The Virginian-Pilot
                             THE VIRGINIAN-PILOT 
              Copyright (c) 1996, Landmark Communications, Inc.

DATE: Monday, November 11, 1996             TAG: 9611110138
SECTION: SPORTS                  PAGE: C6   EDITION: FINAL 
SOURCE: BY BOB ZELLER, STAFF WRITER 
DATELINE: HAMPTON, GA.                      LENGTH:   77 lines

GORDON SHAKES BAD START TO GET CLOSE

The NAPA 500 was only about one minute old when the fireworks got underway in the final battle for the 1996 Winston Cup championship.

On the second lap, coming off turn four, the handling on Jeff Gordon's Chevrolet Monte Carlo suddenly became real tight.

During the next few minutes, a crisis erupted that put Gordon two laps down and appeared to end any chance he might have to catch Terry Labonte in the title hunt.

But just as quickly as he went downhill, Gordon recovered. He made up both laps. He even led 59 laps before yielding to race winner Bobby Labonte and finishing third. But it all didn't matter in the end, because Terry Labonte was his usual, consistent self. He finished fifth to clinch the title.

As long as Labonte finished eighth or better, it didn't matter what Gordon did.

``I've got to take my hat off to Terry Labonte,'' Gordon said. ``We knew if they didn't have a problem, we wouldn't have a chance. We knew we were going to have to be aggressive all day long. We certainly wanted to make them work for it, and they did.''

But Gordon had to work even harder for his third-place finish.

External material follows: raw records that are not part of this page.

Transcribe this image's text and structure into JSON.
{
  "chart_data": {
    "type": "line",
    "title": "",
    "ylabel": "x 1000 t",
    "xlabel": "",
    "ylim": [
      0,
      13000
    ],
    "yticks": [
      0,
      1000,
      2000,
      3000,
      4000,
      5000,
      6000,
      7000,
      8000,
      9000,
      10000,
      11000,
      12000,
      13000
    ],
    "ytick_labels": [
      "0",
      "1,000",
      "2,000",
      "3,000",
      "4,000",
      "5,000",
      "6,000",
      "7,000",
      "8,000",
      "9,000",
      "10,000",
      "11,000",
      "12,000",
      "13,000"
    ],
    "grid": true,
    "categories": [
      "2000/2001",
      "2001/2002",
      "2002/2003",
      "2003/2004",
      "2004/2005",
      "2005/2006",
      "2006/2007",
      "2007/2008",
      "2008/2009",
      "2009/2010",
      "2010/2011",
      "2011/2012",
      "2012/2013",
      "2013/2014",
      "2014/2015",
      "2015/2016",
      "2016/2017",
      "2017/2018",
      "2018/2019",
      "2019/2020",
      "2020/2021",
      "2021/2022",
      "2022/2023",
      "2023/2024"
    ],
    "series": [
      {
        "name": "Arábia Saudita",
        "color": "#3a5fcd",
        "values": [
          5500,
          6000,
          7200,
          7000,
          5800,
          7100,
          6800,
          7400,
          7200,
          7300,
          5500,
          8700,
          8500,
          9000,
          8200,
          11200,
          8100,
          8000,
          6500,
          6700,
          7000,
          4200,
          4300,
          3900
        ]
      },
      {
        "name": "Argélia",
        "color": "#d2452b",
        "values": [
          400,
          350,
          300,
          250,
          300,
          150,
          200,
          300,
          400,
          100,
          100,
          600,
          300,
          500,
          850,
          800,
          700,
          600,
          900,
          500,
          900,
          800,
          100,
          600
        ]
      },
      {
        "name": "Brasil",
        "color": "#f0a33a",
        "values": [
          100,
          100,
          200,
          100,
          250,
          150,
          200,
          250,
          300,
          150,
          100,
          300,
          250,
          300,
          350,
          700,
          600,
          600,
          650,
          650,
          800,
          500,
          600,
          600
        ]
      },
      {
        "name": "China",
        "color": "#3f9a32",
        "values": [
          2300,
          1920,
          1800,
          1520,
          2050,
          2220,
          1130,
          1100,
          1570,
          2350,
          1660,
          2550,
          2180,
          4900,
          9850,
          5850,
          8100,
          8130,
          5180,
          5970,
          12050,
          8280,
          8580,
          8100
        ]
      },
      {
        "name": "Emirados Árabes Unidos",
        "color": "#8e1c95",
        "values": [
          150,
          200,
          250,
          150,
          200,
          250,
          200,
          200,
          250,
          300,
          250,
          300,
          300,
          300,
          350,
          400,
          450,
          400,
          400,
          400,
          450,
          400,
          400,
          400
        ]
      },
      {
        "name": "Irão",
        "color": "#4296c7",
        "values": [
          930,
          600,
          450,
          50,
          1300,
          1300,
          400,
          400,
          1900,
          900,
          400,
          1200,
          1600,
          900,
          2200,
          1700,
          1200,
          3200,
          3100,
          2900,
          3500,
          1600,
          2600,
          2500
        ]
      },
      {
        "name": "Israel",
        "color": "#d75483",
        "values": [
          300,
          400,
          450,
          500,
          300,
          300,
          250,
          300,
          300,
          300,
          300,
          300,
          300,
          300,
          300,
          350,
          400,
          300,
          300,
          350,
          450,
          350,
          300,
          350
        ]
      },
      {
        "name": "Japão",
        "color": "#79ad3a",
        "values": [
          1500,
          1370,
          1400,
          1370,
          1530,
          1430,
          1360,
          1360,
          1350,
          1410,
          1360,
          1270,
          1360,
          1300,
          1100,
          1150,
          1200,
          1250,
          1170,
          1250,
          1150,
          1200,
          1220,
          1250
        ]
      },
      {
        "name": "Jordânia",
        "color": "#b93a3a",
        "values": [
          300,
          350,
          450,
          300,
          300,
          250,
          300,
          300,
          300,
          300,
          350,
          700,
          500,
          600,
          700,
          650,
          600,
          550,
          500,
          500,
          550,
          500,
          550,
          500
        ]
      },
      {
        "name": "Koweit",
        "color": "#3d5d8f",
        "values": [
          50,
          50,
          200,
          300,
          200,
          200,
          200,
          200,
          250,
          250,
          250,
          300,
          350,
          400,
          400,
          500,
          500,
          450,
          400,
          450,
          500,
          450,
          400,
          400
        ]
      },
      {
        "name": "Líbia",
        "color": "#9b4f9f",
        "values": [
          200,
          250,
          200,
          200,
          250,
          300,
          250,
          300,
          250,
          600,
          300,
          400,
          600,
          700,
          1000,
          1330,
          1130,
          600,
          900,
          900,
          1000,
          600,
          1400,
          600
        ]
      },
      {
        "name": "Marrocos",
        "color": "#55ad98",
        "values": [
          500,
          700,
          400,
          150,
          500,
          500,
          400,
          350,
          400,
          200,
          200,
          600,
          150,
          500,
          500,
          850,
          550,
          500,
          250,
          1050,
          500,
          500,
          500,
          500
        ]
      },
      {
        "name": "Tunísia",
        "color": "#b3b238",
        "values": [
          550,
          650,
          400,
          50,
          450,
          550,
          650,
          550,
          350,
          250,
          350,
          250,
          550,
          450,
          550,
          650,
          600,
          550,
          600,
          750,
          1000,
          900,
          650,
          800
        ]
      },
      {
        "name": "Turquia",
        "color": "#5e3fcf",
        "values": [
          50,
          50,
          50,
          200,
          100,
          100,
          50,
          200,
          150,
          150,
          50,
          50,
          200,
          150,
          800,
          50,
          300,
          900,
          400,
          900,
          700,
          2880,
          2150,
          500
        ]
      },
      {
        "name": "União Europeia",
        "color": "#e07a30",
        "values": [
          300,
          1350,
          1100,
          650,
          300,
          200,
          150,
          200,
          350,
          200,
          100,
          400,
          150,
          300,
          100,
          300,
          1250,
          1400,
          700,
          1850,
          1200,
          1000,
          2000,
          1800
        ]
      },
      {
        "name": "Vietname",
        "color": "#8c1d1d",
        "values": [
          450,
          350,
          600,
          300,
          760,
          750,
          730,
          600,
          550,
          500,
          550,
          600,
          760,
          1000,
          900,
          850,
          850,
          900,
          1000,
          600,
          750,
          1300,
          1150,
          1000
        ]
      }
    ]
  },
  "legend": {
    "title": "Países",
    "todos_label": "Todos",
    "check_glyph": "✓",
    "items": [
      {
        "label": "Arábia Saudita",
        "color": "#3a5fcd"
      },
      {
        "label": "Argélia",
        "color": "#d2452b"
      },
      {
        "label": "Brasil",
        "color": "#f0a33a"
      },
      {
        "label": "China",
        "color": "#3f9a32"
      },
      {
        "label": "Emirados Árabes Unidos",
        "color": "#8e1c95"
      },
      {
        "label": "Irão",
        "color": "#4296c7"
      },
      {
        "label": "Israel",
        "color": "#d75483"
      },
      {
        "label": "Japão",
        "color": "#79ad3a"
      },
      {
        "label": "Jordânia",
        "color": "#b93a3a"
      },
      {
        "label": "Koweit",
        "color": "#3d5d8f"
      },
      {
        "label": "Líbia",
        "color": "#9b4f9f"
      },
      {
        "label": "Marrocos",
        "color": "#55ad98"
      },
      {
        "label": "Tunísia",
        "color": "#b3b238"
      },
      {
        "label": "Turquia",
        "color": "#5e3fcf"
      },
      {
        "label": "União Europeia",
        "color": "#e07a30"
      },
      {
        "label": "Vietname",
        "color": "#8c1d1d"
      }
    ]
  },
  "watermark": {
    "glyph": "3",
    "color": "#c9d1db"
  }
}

By the fifth lap, Gordon's handling problems had deteriorated into a bad vibration, and Gordon told his team he thought one of his rear tires might be going down.

``Try and hang with it for awhile,'' crew chief Ray Evernham said.

But this was bad.

``I got no brakes or something!'' Gordon said on his radio. ``I don't know what's going on. It went to the floor. Now it's getting ready to spin.''

``Is it still vibrating?'' Evernham asked.

``Yeah! Yeah! Yeah!'' Gordon said. ``Something's broke in the rear. The back end is wiggling all over the place.''

By lap 10, the problem was too severe for Gordon to stay on the track. The team thought something was wrong with the right rear tire.

With a tone of resignation, Evernham called him to the pits to see what was wrong. There was confusion at first as the team discovered that the problem was the left rear wheel, not the right. The wheel was loose and the lug nuts did not come off properly. And the studs were partially stripped.

Evernham was mystified.

``We check all four wheels and they were definitely checked and signed off,'' he said. ``I don't really know what happened there.''

The team managed to repair everything well enough so the wheels would stay on. But when Gordon came out, he was two laps down.

Thus began a relentless charge back to the front. Once the tires were on right, Gordon was fast.

He made up the first lap after a restart on lap 49. And he made up the next one after a restart on lap 58. Then he had to come back through the field.

By lap 100, Gordon was 14th. By lap 140, he was fifth. And before lap 200, he had already led the race three times.

``We've had some awful runs here,'' Gordon said, ``but that was a great comeback and a great race car and a great team. We had to fight back, and that's what it's all about.''

THE OTHER CONTENDER: Although he finished second, Dale Jarrett also never had a chance in the championship battle.

Jarrett never led a lap, but he said, ``I almost won the race. I just got a little bit too far behind on that (last) restart. The other two guys were just too good. They just wouldn't break, but we didn't expect them to.

ALLEN HURT: There were six crashes during the race, but none involved more than two cars.

The most serious involved Loy Allen, who crashed in turn four and was T-boned in the driver's side door by Wally Dallenbach.

Allen was at first thought to have suffered a broken upper left arm, but doctors at Georgia Baptist Medical Center, where he was airlifted, found no fractures. He also suffered a concussion and was to be kept in the hospital overnight for observation.

Meanwhile, Mickey Hudspeth, one of the drivers injured in Saturday's ARCA wreck-fest, had his left hand amputated from the wrist down.

Hudspeth's window net came down during his violent tumble down the frontstretch. His arm got outside of the car during the flips and his hand was crushed.